Start mixing on low speed until combined. In another large mixing bowl, add 2 cups heavy whipping cream and powdered sugar. Add in peppermint, vanilla extract, and 1-2 drops red food coloring and mix until combined. Place the graham crackers into a sturdy zip-top bag and crush them with a rolling pin. Remaining Ingredients – Finally, add in the baking powder, flour and salt to the bowl and continue mixing until fully blended. In a large bowl, cream the cream cheese for 4-5 minutes or until smooth and there are no lumps. Lightly grease a nine-inch springform pan. More Ingredients – Next, you’ll want to mix in the sugar, vanilla, peppermint and eggs with the butter mixture until everything has completely combined. Then line your cookie sheet with parchment paper or a baking mat.Ĭream It – Start by beating the butter and cream cheese together in a bowl until it has a light and fluffy texture. Prep – Before you get started, preheat your oven to 350 degrees.
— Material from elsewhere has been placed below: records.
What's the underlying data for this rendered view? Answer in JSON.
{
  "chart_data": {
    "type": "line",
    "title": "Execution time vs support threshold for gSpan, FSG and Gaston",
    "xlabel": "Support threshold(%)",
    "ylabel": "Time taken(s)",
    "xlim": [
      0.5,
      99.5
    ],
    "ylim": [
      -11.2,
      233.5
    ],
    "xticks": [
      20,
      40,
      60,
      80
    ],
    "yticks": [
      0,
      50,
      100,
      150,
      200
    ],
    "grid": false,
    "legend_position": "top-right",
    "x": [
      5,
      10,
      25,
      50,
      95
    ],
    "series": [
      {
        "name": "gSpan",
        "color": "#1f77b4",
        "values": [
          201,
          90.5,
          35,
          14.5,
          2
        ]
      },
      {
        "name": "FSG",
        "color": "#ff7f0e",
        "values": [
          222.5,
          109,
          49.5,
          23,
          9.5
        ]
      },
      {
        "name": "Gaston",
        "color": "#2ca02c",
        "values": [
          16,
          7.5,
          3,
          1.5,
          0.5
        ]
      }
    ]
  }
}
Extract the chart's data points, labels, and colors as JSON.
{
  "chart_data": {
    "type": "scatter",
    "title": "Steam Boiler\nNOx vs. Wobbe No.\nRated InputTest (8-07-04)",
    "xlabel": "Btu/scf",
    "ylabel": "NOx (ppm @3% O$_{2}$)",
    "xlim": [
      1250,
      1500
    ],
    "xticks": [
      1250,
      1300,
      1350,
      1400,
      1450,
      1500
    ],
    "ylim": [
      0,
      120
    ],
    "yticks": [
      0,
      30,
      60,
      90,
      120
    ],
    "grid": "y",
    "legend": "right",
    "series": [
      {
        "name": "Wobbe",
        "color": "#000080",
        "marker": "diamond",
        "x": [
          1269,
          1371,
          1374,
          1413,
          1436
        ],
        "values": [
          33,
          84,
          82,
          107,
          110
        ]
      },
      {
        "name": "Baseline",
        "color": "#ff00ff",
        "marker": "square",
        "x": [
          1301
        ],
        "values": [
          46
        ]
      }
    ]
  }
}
#Peppermint cheesecake how to#
They’re fun and festive, and perfect for sharing with friends or bringing to a holiday party! How To Make Peppermint Cheesecake Cookies These peppermint cheesecake cookies combine two of my favorite holiday flavors, and they are totally delicious! I’ve been seeing delicious cheesecake cookies floating around on Pinterest, but I decided to jazz them up with a little peppermint flavor and a tasty glaze, along with a sprinkle of crushed candy cane. (Let’s just ignore the fact that I can never just eat one cookie, shall we?) Sprinkle with powdered sugar.Of all the holiday foods, I think I look forward to the holiday cookies the most! Cookies are my perfect food: they’re small, they’re cute, they come in every flavor imaginable, and they’re the perfect serving size. Chop chocolate mint chocolates in 4 pieces and place in center of cake.Whip cream and sugar until stiff peaks form, place in a piping bag fitted with a plain pastry tube and pipe a circle in center.Serve remaining ganache reheated on side. Prepare ganache and while still warm pour half of ganache onto cheesecake.Run a sharp knife around edge and bottom of cheesecake and place on a serving platter.Allow to cool at room temperature for 30 minutes and place in refrigerator overnight.Bake until center of cake no longer trembles when tapping sides of pan, about 90 minutes, but it could take up to 2 hours depending on temperature of cheesecake batter. Produced in a facility that also processes Soy, Wheat, Milk, Eggs.Pour water into roasting pan about 1-inch high and place into oven.Spoon mint layer on top of chocolate layer.Add sour cream, peppermint and green food color. Scrape bowl and beater between additions. Add one egg at a time waiting for previous added egg to be fully incorporated and mixture shows no lumps. For mint layer blend cream cheese and sugar on lowest speed, alternatively mix by using a hand held spatula until no lumps remain.

Add to above and combine well, pour batter into springform pan.